Tourmaline ●
TL;DR. This ingredient is used as a mineral powder for visual effect, texture, and skin-conditioning claims in color cosmetics, masks, and treatment products. It can add subtle radiance or a polished feel, but it is not an active in the drug or sunscreen sense.
What does Tourmaline do in a cosmetic formula?
This ingredient is used as a mineral powder for visual effect, texture, and skin-conditioning claims in color cosmetics, masks, and treatment products. It can add subtle radiance or a polished feel, but it is not an active in the drug or sunscreen sense.
Is Tourmaline clean?
From a clean-beauty perspective, this ingredient is generally low-reactivity and not a common allergen or preservative concern. The main quality-control questions are particle size for inhalable powders and routine screening for mineral impurities.
Is Tourmaline sustainable?
This material is mined, so it is nonrenewable and its footprint depends on extraction practices, traceability, and refinement. It is mineral-based and environmentally inert, but it does not biodegrade in the way plant-derived organic ingredients do.
Is Tourmaline COSMOS-approved?
It can be permitted under COSMOS-natural when it is a natural mineral processed with allowed physical methods, but it does not contribute organic content.
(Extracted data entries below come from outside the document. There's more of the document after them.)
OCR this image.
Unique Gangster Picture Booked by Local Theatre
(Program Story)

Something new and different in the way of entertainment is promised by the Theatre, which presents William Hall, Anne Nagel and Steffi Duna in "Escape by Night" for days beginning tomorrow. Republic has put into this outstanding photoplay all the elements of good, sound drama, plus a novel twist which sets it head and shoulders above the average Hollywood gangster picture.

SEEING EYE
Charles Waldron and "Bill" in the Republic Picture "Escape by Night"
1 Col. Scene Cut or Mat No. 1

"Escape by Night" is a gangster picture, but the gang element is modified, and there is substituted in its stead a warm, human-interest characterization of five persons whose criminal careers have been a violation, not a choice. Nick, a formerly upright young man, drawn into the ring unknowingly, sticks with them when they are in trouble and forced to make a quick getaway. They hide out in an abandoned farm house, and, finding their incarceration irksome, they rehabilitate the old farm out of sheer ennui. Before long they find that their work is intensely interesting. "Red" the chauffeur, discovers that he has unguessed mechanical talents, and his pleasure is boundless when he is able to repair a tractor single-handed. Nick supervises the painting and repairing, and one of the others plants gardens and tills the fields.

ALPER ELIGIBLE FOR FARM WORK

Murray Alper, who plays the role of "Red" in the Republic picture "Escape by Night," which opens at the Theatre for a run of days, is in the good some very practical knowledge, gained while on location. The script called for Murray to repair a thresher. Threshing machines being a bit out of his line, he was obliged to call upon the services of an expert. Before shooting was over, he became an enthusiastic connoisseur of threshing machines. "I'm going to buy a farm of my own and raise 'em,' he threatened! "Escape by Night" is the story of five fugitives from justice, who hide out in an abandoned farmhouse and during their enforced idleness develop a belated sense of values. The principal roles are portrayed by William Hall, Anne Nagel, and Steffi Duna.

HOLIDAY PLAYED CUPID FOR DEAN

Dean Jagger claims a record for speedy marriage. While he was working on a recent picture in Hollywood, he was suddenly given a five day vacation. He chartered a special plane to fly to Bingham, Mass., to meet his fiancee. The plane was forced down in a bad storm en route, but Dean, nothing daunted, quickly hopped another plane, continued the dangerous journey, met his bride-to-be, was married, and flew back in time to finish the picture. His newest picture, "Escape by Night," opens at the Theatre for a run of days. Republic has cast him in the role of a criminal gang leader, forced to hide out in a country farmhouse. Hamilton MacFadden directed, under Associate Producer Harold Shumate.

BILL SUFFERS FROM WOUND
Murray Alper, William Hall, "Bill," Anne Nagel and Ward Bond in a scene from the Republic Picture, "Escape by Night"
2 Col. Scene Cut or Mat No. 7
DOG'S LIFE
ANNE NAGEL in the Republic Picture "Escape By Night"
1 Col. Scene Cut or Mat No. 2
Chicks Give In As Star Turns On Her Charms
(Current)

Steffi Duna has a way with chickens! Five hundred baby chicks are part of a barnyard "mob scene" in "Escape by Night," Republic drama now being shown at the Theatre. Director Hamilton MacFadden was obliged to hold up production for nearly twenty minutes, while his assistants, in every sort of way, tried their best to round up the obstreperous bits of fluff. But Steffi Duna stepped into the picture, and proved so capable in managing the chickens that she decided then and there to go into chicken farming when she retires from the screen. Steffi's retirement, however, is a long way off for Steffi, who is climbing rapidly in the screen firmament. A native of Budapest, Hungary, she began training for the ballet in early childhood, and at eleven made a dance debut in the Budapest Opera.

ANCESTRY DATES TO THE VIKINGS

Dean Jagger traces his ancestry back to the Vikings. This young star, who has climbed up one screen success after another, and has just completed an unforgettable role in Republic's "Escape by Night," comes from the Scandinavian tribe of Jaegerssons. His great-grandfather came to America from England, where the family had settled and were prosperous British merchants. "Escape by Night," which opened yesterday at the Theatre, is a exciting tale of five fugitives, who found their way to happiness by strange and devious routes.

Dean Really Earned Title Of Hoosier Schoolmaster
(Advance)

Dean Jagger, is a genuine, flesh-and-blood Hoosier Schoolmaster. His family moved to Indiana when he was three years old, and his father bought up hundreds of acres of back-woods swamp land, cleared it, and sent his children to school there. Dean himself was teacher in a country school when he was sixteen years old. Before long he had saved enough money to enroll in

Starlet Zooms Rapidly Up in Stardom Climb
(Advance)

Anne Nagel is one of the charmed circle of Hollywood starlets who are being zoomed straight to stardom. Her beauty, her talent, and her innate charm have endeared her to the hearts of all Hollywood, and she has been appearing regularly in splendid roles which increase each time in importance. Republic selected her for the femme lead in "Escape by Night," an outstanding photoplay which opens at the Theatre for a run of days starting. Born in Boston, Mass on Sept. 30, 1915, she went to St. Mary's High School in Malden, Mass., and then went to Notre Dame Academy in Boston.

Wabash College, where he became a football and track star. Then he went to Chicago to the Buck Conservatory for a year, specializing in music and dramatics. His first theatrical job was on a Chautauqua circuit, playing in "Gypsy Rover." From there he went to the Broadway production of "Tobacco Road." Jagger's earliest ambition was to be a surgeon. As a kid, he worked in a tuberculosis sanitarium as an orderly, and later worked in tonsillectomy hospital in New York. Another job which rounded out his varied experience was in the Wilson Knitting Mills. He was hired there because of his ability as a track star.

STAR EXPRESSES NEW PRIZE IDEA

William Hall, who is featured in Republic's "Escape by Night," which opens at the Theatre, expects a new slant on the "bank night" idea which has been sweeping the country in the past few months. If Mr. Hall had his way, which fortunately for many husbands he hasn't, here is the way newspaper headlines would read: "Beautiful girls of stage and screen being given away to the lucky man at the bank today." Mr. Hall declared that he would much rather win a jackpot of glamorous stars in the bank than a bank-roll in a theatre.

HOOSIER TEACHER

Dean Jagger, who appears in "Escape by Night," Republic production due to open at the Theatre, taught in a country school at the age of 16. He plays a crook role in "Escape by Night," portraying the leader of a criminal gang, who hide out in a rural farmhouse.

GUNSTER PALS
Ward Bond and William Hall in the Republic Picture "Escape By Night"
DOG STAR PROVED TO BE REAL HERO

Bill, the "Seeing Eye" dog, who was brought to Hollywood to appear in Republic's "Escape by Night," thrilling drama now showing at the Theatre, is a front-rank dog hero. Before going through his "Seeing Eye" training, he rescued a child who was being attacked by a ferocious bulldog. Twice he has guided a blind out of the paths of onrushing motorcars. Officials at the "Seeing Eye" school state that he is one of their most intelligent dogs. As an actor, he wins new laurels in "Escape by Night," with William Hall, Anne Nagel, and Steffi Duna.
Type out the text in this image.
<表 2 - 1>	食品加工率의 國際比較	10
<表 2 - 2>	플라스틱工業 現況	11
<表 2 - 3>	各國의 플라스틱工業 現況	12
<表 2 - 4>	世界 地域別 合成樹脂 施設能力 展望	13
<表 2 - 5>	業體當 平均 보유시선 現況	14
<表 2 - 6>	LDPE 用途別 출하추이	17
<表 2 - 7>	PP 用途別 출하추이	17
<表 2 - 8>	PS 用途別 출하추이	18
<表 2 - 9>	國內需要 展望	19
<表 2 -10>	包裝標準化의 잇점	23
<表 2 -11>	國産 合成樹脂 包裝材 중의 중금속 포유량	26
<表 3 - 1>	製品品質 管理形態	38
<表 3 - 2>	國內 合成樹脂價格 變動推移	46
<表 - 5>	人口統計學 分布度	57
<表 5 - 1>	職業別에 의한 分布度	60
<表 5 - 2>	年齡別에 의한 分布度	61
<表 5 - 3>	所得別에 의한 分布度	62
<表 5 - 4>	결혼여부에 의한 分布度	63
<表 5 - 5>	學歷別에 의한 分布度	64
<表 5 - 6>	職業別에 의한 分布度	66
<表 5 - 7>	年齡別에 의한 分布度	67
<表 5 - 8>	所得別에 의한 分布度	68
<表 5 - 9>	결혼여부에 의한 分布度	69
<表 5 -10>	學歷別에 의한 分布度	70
Green Chemistry alignment is moderate, since it is inert and minimally processed, but mined and nonrenewable.
How does Tourmaline work chemically?
This material is a crystalline, boron-containing silicate mineral with variable metal ions, which is why composition and color can differ by source. It is typically used as a finely milled, insoluble particulate, so formulation issues center on dispersion, feel, sedimentation, and dust control rather than pH stability or oxidation.